Wednesday, September 14, 2005

Discontinuity

When I was young (about nine), all those years ago, and blissfully unaware of the computing landscape, while other people celebrated their Spectrums and Ataris, I had what was available at home: an IBM PC.

We're not talking an XT here; it was a 4.77MHz 8088 with two 5.25" floppy disk drives (I think). This was brought home by my father from work for Christmas a couple of years running. Ah, the joys of BASICA on floppy disks (mind, when you're learning from a TRS-80 book, it's slightly more tricky!).

Of course, I wasn't stuck on that PC for long; I went through my father's old machines in search of the perfect development platform. A Ferranti Advance with 20Mb hard disk (do you know how hard it is to type "megabyte" then "hard disk"?). A 12MHz 286 with amber-on-black CGA monitor in 1990. How do I remember it was 1990? Because it had Windows 3.0 on it...

To this day I still know the shortcut keys for Windows. While we did have a fantastically expensive optical Mouse Systems mouse, my dad used that for GEM and Windows on his new 16MHz 286 with (gasp!) colour VGA.

When I graduated to that machine, my friends were all using Amigas and Ataris. We stuck to our guns, and my dad's 486 was light-years ahead; that is, if I'd ever been allowed to play games on it... but it was hard, not having the games. (Does anyone remember a game on the Amiga 500 with bouncing red balls you would pop?)

Ten years later - eighteen years after that first PC - I'm still stuck to PCs. Yes, they irritate me, and so does Windows XP, and yes, I still lust after NeXTstep (in its OS X variation). I haven't gone to any of the "light sides", though. Why not? It's not as if I haven't spent enough time with UNIX to know its advantages; I ran SuSE on a 486 ten years ago, and I've tried a number of variants of Linux periodically. I drool over iMacs. I download Win32 GNU tools. Yet I've never actually fully immersed myself. Why not?

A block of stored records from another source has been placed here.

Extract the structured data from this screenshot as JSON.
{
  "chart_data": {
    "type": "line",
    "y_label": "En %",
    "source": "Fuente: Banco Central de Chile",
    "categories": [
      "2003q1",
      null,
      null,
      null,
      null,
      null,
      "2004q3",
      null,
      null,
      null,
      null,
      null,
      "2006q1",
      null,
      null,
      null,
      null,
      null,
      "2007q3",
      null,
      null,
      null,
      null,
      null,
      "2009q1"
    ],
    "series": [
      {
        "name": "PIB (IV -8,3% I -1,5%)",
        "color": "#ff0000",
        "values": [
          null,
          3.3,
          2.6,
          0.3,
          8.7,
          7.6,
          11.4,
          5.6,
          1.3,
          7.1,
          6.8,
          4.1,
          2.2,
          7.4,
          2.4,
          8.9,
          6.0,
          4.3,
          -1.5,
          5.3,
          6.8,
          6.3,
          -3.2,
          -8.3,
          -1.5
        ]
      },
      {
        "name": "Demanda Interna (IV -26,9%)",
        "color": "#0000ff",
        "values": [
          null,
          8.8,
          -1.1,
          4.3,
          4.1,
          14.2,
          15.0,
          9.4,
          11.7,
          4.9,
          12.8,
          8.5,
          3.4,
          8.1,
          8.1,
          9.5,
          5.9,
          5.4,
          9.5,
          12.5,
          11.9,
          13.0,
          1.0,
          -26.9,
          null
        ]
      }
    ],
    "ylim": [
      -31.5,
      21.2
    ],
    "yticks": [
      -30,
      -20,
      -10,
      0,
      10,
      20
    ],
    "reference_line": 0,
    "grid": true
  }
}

I realised the answer to that a while ago, though. I use this computer for work. It is a tool. It is not an end in itself. I don't play computer games; I have an Xbox for that. I don't hack OS kernels for fun (any more). I am a software engineer, not a code monkey, and not a "quick hack" person, for better or worse. And I go home at 5:30pm to my wife, not to my den.

Yes, everything I do on Windows I could do on Linux, without a doubt. And if I dislike the Linux USB drivers like I do Windows' (more on this later), I have the opportunity to fix them. And I'd get endless customisability.

Thing is, it doesn't matter. In terms of the combination of price, ease of use and overall quality, Windows wins for me. My priorities are different from some other people's. I can't justify handing over £900 for an iMac, nor can I give up the consistency and ease-of-use of a modern GUI for Linux's patchy efforts. If I don't get flamed too badly for that, I might elaborate on Linux's failings, and how it could really compete on the desktop, another time.

I could go on - and, indeed, I have - ultimately, though my sister's husband may call me "Bill Gates' whipping boy", I have made the right decision for me. Not because my friends or peers believe I should serve some higher cause.